O que é que aprendeu de si nesse período?

Uma coisa fundamental, que é me livrar da bagagem. Deixar para trás as coisas que me chateavam, os conflitos que tinha vivido. Na análise, quando se conta determinada situação, no momento em que se está a contar, a pessoa percebe que não vale a pena carregar aquela história. Porque a análise é um espelho. O que o analista faz é pôr espelhos diante de si e obrigá-la a ver a situação e a si próprio.

 

E a segunda vez?

Eu já era mais velho e continuava num conflito desde a adolescência: se era um intelectual, se era um homem de negócios, se era isto, se era aquilo. Aprendi que era essas coisas todas e não precisava de estar em conflito com essas várias facetas.

 

Não entendo o que é que o levou a fazer a segunda análise...

Foi uma crise conjugal de um dos meus casamentos. Me levou a esse equacionamento e à análise. A questão conjugal foi rapidamente esclarecida e resultou na necessária separação. Passámos a um outro capítulo, que era esse conflito eterno, um bocado imaturo, que tinha vivido a vida inteira.

 

Quantos anos tinha?

Perto de sessenta.

 

Não é extraordinário, como podemos viver até perto dos sessenta anos com conflitos imaturos?

Todas as pessoas têm um lado infantil, mais ou menos escondido ou mais ou menos sublimado. O que me permitiu assumir essas várias personalidades e agir em conformidade foi reconhecer que não tinha que ser o melhor em tudo. Eu tinha a ideia que para fazer uma coisa, por exemplo, fazer livros, tinha que ser grandes livros... Descobri que não. Tenho alguma coisa para contar, ou para transmitir, e transmito, acabou-se.

 

Foi educado pelo seu pai e pela sua mãe para ser o melhor e para ser um vencedor?

Havia muito essa expectativa na minha família. Durante muitos anos, havia um conflito com a minha mãe, que é uma mulher admirável, uma intelectual e fascinante na convivência; custava-lhe a aceitar que eu não fosse o melhor do mundo.

 

Num tom edipiano, era como se ela não o amasse incondicionalmente; só o amaria se fosse o melhor do mundo.

Talvez, é a sua interpretação e eu aceito. Quando passei por grandes dificuldades, vim a saber que não era assim, que ela era muito, muito solidária.

 

Posso saber que tipo de dificuldades?

Dificuldades financeiras e emocionais ou afectivas.

 

Temos sempre a ideia de que os muito ricos nunca passam por dificuldades.

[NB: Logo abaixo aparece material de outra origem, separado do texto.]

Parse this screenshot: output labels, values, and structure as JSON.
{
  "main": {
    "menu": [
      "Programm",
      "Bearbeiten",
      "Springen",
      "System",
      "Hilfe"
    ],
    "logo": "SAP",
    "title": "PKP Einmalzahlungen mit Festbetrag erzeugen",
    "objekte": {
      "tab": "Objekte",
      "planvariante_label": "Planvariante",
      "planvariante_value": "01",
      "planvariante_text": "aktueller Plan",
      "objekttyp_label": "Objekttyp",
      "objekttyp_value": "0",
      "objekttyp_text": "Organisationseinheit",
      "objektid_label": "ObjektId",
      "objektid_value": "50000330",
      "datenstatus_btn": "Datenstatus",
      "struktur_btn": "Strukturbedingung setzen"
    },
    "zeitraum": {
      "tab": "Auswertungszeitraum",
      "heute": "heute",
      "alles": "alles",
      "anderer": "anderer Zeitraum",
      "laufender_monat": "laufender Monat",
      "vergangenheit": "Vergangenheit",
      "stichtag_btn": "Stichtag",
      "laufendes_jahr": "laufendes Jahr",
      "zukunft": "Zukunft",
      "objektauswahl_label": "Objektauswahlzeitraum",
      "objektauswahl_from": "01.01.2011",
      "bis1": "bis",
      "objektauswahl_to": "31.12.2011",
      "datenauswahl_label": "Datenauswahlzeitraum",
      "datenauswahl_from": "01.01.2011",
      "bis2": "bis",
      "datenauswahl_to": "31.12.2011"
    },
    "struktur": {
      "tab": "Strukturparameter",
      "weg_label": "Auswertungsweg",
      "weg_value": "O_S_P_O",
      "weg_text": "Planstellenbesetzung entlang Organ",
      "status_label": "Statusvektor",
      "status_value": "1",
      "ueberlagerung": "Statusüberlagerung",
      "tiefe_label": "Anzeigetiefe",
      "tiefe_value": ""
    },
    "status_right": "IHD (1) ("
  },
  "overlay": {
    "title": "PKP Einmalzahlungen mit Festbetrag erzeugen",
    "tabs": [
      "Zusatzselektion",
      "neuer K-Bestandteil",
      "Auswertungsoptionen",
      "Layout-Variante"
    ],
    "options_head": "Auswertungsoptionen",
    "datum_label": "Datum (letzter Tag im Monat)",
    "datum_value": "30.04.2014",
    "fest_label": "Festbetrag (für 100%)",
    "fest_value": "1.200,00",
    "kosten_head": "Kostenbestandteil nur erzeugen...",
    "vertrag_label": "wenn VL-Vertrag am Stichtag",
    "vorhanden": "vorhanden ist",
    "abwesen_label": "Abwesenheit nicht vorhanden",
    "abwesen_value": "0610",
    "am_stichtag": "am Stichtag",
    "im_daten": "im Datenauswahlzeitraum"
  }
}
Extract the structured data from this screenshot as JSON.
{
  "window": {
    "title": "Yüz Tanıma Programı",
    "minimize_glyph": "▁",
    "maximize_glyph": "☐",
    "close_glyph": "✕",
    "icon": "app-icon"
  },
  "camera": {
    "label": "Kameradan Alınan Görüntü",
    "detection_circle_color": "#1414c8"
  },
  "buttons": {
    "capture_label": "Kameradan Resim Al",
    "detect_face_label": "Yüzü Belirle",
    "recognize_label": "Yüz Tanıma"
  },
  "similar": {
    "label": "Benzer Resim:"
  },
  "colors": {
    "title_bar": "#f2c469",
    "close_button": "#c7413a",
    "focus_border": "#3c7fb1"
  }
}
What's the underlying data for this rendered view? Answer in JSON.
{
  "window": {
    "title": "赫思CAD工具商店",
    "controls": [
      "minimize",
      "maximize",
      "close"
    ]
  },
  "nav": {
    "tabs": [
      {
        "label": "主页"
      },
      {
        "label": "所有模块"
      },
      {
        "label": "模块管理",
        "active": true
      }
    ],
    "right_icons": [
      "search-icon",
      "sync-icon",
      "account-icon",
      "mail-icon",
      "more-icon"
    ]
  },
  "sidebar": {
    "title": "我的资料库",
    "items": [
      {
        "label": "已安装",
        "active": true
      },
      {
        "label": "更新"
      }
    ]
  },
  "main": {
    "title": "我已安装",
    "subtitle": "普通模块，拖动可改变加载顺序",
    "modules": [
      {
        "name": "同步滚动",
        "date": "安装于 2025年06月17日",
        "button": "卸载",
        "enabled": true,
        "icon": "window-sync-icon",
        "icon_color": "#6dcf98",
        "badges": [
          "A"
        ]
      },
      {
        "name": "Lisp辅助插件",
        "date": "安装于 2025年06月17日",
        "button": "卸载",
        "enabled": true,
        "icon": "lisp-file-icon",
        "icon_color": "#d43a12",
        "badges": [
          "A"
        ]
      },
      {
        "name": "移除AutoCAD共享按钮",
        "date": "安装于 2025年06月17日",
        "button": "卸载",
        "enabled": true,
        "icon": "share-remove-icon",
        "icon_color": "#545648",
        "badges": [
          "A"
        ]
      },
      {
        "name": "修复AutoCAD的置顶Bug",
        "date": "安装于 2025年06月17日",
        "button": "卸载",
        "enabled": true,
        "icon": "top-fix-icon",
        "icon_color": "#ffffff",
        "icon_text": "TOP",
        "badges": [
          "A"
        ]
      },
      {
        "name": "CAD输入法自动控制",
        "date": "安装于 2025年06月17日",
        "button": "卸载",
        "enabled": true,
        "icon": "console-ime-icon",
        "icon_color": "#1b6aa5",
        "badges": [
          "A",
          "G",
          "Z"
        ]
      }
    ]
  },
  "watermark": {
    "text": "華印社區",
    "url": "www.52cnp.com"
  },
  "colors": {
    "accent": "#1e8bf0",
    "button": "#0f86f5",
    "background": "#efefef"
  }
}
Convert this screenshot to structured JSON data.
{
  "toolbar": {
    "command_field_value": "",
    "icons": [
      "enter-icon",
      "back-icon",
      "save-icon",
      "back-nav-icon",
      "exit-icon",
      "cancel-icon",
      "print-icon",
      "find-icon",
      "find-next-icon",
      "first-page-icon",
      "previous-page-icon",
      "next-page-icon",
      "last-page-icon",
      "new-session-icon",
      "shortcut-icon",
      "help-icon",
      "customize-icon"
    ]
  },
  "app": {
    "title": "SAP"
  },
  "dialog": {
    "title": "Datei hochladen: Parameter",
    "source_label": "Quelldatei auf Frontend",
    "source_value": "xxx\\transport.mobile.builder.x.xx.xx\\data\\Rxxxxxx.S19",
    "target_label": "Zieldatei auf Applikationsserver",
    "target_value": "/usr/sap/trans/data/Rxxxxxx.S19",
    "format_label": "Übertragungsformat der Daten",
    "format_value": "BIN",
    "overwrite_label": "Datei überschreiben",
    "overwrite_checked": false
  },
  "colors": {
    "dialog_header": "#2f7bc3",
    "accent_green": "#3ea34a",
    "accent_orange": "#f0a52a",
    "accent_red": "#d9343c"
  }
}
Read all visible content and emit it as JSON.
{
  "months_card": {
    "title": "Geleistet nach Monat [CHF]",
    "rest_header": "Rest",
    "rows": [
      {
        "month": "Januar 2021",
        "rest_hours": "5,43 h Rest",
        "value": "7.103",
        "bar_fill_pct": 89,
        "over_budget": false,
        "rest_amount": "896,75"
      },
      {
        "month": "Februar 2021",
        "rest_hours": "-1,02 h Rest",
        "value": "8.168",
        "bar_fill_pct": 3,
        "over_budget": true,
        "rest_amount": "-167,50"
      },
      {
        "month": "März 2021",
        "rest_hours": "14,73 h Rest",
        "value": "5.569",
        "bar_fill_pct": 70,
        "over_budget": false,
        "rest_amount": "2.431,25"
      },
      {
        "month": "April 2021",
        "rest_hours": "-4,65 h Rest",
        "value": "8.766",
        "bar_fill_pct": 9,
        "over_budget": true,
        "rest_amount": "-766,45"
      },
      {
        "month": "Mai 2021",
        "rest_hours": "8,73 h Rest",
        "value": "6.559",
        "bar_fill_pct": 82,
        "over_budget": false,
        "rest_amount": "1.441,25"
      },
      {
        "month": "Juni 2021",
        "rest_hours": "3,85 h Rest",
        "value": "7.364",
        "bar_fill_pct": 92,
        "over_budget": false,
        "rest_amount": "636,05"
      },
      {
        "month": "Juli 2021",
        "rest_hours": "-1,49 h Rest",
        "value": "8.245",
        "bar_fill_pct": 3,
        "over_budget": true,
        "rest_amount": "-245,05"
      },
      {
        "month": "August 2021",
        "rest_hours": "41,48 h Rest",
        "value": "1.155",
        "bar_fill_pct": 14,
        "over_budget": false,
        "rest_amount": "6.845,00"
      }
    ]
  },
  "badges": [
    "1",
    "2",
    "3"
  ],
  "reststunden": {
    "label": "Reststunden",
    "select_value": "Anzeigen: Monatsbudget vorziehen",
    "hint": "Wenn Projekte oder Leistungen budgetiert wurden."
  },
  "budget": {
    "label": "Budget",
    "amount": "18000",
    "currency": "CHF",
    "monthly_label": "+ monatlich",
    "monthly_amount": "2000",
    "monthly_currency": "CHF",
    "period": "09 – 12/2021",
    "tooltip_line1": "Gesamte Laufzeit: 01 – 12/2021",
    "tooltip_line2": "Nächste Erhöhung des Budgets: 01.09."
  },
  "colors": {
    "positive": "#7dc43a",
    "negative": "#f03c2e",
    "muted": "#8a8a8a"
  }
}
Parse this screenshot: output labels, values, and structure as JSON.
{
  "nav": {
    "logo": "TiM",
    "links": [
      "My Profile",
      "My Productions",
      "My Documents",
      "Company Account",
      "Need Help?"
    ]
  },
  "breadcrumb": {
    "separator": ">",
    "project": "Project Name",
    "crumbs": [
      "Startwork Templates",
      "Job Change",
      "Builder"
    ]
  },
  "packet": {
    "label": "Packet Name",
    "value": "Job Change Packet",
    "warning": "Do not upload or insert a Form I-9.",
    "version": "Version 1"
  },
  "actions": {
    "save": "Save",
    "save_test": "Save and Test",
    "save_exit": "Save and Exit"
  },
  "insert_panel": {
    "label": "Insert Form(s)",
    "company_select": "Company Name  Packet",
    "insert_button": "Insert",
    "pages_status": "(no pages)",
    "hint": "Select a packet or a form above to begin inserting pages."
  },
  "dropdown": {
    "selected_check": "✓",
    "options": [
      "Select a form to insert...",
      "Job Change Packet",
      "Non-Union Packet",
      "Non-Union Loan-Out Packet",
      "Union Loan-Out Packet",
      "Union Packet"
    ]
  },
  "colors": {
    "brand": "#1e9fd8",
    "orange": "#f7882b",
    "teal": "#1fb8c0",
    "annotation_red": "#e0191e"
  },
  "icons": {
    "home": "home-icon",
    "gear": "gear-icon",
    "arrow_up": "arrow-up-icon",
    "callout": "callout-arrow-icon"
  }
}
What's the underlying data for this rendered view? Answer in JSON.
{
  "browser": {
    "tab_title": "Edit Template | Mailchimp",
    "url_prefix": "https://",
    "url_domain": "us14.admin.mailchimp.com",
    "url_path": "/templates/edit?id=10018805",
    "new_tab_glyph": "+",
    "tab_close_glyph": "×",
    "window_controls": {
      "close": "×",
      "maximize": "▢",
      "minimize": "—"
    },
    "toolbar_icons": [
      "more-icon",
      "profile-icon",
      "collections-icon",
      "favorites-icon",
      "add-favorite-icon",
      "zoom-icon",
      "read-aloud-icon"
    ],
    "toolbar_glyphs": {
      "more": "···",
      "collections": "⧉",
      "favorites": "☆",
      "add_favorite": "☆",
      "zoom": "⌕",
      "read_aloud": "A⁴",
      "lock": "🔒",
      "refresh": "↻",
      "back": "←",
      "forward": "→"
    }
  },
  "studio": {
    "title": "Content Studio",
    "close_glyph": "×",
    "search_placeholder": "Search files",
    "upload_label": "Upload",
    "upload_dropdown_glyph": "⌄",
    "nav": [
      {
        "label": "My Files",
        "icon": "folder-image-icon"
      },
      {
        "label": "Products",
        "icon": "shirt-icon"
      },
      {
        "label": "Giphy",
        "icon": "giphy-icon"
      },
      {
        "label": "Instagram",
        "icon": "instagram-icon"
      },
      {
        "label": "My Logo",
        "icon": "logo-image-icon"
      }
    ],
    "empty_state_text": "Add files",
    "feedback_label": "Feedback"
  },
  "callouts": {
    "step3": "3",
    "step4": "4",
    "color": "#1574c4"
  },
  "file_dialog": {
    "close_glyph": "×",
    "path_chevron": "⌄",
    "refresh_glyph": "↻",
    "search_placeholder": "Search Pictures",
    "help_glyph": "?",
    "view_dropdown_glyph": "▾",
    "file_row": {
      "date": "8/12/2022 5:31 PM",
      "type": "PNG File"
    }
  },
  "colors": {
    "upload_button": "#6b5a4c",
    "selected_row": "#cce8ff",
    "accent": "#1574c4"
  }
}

Isso é uma das maiores falácias que pode haver. A falta de dinheiro faz uma pessoa infeliz, mas o dinheiro não faz a pessoa feliz. Aquelas pessoas que entendem que o dinheiro os protege, que cria uma espécie de redoma à roda de si, são muito infelizes. Porque não é assim. Quem é que está protegido de ficar doente? Veja o Pavarotti, veio a descobrir que tem um câncer no fígado. E veja as guerras, na minha família tem umas oito a dez nacionalidades, e todas estão ali por terem sido deslocadas pelos grandes conflitos.

 

Ainda que a sua formação tenha sido católica, o lado judeu é em si muito vincado. Não faz só parte da genealogia. É uma maneira de estar, e marca uma errância.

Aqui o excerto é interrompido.